Machine parts exposed to cyclical variable stresses can be damaged by tensions significantly lower than their tensile or yield strength determined by a tensile (static) test. In such a case, we speak of material fatigue, and the resulting damage is termed fatigue fracture. Studies show that 80 % of all failures to machines parts in operation are caused by material fatigue. Therefore, studying the workings of material fatigue and determining respective material characteristics are of major importance.
Nowadays, material fatigue characteristics are very well explored, and the information about fatigue behaviour in materials can be found in a number of survey publications and textbooks, collections from specialized conferences, as well as in a number of expert publications published by technical journals, some of which are focused exclusively on material fatigue.
The onset of research on material fatigue dates back to 1820’s. The tests were initially performed on specific mechanical parts, not on specimen, and were rather unsystematic.
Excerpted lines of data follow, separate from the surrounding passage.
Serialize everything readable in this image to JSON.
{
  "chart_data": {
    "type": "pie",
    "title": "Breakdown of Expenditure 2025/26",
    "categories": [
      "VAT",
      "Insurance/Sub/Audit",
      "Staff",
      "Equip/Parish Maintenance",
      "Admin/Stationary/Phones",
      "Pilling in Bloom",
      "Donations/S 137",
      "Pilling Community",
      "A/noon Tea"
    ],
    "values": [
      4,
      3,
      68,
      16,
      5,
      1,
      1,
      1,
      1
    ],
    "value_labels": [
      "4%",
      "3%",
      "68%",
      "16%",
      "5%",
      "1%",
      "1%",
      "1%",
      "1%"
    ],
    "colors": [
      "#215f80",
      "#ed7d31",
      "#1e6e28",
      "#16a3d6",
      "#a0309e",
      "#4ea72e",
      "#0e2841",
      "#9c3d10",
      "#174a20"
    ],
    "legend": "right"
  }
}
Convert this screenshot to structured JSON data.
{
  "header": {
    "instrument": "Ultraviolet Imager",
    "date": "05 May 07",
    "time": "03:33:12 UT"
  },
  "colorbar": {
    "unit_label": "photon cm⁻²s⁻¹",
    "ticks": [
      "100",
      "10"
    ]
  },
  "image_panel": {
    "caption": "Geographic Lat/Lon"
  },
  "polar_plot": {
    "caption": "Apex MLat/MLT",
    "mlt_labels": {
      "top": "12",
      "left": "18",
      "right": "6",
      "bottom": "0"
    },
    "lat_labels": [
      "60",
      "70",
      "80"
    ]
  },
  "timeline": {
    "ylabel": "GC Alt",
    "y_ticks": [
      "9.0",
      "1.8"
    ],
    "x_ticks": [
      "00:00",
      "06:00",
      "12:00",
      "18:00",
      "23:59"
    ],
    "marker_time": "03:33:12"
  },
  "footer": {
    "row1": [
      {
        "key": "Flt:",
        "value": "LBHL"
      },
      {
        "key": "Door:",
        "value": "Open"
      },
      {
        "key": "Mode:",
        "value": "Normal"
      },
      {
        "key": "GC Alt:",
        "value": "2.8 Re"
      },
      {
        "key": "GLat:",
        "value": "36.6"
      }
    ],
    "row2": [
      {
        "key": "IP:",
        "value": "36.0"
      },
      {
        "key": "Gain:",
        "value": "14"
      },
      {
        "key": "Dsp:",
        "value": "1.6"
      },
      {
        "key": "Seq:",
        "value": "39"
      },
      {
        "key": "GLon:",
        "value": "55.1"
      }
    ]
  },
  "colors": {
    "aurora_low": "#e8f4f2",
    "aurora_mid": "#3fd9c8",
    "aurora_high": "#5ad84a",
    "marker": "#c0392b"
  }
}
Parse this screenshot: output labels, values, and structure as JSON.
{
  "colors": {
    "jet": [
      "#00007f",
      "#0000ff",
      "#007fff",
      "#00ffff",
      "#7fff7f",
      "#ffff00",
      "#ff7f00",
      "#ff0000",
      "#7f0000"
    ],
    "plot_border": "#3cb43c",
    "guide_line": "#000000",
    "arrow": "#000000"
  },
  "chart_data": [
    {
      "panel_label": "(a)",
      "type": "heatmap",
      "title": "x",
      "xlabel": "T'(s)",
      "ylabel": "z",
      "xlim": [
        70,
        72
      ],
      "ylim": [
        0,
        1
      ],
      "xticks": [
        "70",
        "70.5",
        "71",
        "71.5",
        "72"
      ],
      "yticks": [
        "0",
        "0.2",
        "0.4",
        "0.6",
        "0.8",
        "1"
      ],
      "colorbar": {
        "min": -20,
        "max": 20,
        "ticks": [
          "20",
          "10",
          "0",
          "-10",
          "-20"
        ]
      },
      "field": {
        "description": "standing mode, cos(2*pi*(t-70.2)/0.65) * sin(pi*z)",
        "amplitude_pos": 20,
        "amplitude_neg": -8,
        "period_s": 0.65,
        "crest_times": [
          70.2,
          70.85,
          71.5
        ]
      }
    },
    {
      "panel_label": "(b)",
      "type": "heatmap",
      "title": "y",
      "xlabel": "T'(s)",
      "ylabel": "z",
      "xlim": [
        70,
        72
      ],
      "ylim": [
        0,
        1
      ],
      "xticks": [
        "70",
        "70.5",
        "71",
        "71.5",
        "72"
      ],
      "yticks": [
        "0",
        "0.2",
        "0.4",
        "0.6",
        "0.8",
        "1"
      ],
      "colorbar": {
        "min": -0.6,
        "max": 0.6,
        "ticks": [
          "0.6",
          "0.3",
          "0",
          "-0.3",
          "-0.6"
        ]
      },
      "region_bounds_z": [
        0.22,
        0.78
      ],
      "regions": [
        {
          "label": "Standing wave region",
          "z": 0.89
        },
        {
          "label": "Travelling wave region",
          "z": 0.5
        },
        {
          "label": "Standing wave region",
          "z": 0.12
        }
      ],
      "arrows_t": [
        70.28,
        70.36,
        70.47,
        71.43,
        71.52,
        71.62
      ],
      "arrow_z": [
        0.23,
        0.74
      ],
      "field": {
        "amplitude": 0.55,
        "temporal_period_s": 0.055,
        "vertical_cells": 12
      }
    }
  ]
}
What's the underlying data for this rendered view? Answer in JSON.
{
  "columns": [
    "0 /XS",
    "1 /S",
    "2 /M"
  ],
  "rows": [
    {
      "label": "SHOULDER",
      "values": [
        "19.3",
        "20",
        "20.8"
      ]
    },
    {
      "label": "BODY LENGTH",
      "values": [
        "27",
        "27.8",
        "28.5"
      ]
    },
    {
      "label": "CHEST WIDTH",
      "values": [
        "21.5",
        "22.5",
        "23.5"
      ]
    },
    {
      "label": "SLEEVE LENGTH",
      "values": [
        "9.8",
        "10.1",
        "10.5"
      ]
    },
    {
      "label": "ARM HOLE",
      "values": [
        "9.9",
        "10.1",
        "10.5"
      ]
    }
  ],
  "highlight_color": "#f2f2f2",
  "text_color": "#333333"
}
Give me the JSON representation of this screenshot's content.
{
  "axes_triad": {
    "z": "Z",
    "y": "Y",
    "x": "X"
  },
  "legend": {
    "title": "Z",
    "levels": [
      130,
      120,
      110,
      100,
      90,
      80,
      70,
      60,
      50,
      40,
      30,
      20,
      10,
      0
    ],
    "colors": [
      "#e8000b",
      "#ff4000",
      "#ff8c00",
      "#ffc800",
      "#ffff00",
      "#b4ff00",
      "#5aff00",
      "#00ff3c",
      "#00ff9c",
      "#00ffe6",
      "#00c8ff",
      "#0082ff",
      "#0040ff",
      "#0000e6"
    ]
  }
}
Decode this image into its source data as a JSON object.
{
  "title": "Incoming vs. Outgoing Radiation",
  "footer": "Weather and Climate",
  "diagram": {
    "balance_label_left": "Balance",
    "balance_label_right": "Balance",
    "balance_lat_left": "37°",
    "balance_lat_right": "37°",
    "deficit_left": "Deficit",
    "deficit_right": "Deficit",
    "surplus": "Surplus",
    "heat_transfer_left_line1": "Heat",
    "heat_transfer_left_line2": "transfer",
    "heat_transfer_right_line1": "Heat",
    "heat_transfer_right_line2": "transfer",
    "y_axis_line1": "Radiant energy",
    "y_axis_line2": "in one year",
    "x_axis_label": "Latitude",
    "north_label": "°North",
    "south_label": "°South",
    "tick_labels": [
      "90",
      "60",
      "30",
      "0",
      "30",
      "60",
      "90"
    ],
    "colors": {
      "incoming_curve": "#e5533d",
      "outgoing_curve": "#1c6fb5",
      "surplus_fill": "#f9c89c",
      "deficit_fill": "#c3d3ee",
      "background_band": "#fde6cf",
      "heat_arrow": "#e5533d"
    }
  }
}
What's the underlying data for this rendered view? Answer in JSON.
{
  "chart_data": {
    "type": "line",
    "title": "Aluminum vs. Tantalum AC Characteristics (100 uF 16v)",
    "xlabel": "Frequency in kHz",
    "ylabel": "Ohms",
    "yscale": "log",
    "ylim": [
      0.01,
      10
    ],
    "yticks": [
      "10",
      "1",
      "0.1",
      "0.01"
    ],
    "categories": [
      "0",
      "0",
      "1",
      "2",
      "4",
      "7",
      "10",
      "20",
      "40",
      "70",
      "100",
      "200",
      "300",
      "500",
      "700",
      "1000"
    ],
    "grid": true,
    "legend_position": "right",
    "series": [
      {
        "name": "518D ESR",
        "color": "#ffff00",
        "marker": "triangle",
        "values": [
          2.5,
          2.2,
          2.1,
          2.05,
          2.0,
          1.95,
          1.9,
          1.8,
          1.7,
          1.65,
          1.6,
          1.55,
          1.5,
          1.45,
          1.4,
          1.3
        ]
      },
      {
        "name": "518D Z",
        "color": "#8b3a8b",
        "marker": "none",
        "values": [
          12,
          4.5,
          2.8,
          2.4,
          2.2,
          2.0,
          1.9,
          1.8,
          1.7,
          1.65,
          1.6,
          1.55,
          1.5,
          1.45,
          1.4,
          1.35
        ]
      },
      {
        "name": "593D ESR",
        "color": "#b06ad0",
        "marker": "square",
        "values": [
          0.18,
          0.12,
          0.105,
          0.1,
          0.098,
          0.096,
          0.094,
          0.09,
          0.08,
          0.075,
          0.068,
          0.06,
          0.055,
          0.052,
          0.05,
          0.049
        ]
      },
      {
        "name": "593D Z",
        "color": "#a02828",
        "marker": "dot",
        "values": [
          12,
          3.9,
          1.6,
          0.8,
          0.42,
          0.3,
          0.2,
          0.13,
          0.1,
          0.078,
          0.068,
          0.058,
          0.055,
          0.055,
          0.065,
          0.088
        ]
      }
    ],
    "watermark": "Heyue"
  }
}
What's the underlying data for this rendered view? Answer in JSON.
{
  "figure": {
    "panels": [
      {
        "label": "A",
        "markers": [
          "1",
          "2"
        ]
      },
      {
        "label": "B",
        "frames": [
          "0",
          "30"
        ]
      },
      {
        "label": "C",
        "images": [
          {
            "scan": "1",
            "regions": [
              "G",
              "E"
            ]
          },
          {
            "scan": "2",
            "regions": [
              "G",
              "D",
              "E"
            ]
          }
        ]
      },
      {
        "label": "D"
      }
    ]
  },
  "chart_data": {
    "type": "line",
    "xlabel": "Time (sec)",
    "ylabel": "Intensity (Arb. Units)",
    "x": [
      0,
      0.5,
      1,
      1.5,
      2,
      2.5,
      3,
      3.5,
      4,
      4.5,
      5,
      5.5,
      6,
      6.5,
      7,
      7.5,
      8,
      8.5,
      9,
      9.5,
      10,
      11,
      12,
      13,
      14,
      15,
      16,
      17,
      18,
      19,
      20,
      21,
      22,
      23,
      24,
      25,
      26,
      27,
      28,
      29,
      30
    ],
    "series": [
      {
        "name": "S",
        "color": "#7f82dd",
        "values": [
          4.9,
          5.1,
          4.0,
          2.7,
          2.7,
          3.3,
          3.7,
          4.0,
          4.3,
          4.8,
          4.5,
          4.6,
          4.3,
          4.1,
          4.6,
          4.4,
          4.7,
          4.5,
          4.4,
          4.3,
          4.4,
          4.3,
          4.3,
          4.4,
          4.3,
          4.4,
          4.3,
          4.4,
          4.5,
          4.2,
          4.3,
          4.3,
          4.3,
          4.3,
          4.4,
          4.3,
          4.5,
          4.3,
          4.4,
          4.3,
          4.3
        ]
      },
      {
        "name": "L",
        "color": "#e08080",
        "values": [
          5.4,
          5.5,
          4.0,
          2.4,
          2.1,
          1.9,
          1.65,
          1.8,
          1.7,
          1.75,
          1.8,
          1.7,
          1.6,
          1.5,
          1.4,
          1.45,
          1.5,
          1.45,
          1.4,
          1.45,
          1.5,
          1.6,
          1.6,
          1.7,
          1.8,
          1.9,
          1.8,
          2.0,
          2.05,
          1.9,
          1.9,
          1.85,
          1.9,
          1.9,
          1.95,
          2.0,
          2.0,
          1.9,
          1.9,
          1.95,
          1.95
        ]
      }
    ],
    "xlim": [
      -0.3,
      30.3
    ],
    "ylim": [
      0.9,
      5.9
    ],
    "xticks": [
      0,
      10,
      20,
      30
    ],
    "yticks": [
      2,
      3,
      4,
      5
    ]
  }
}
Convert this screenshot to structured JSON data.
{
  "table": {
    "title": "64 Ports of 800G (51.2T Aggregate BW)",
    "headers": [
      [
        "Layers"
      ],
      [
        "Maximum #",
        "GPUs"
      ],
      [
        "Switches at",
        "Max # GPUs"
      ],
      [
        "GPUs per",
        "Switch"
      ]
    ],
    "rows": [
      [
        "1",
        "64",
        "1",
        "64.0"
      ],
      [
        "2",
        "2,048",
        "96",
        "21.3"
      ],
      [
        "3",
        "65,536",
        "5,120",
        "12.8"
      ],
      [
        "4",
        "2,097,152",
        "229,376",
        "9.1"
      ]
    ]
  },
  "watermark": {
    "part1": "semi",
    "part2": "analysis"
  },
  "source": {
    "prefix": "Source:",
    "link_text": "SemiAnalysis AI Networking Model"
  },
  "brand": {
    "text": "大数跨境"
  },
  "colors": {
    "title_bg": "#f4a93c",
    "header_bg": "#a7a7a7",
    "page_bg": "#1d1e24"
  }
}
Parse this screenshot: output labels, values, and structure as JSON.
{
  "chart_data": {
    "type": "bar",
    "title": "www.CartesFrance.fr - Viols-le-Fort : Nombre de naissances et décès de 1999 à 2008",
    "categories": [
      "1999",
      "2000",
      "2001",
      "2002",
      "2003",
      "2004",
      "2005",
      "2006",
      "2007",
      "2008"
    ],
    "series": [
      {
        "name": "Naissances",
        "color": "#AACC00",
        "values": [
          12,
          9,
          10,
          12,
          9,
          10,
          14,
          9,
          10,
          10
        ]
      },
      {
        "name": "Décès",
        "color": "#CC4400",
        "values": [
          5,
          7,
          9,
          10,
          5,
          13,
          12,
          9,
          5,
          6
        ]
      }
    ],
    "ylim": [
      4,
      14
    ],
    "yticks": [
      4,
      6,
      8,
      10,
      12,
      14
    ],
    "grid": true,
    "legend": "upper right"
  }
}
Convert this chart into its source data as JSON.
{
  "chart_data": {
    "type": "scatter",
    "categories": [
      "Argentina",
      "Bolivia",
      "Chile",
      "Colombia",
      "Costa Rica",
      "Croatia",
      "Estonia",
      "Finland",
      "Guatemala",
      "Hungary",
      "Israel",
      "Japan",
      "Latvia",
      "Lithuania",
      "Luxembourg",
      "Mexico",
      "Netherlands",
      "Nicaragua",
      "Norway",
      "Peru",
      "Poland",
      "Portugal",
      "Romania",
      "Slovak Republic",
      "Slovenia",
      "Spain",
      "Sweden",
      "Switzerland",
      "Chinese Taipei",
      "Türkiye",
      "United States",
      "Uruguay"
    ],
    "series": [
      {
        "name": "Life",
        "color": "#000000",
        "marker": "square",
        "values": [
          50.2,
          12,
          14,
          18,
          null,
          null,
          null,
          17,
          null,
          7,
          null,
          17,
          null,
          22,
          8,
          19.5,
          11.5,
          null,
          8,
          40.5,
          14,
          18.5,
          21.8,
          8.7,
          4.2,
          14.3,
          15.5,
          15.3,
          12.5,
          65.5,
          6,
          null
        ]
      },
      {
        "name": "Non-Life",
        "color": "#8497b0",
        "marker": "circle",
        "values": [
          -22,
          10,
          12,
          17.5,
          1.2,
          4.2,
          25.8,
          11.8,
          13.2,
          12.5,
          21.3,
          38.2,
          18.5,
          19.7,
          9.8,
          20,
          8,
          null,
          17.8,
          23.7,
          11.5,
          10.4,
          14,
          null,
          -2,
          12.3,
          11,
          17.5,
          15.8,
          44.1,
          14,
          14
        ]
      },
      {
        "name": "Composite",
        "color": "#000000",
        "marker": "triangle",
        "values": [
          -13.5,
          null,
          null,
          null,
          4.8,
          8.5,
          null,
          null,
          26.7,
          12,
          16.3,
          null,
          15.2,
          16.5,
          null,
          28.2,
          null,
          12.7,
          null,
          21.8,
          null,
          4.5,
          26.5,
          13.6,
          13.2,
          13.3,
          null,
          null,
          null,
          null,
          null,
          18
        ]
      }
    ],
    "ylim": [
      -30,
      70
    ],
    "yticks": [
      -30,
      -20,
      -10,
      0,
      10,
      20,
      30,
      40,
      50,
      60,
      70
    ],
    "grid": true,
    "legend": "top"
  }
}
The first person to perform a systematic tests to determine bend stress on train carriage axles was the German railway engineer August Wöhler in the second half of the 19th century (1852-1870). His trailblazing work boasts three achievements: he was the first person to use specimen for testing, he built a rotating bending test device, the principle of which is still used today, and he experimentally determined the dependence of the number of cycles to failure on the stress applied. This dependence, i.e. the so called fatigue curve, is called the Wöhler curve in Europe, or the S-N curve in the English-speaking world. This dependence, that is, the dependence of the number of cycles to failure (N) on stress amplitude (σ), has been the most commonly used fatigue characteristic.
Formerly, the Wöhler curve used to be determined for a high number of cycles in a region, which is now called the high-cycle region. This region represents a time-restricted fatigue limit, and a permanent strength, with the lower limit being approx. 100 000 cycles. This limit is an agreed one, and has no physical meaning.
Since the mid 20th century, research work also began to concentrate on the low-cycle region, which can be characterised by a region of 100 to 10 000 cycles, and by a quasi-static region, which includes a life cycle of up to about 100 cycles and where the tensile force throughout the load cycle is approaching the ultimate tensile strength.
Individual regions differ from each other according to the size of the plastic deformation amplitude. In the high-cycle region, the stress is almost elastic, and the plastic deformation amplitude at fatigue limit is in the order of 0,00001. By contrast, in the low-cycle region, the plastic deformation amplitude can reach up to the order of percent.
Fatigue is a process, in which structural and associated physical and mechanical properties of a material are changed as a result of oscillating or cyclical mechanical loading. The loading is always lower than the tensile strength, and, typically, also lower than the material’s yield strength. A material can withstand static load without any major damage, while under cyclic loading, the material accumulates damage, i.e. accumulates plastic deformation which at the final stage of the process manifests itself by the initiation and propagation of fatigue cracks. The process ends in fatigue fracture.
Material fatigue and its attributes constitute a complex scientific field which combines a number of research disciplines, exploring materials, mechanical properties, strength or simulations.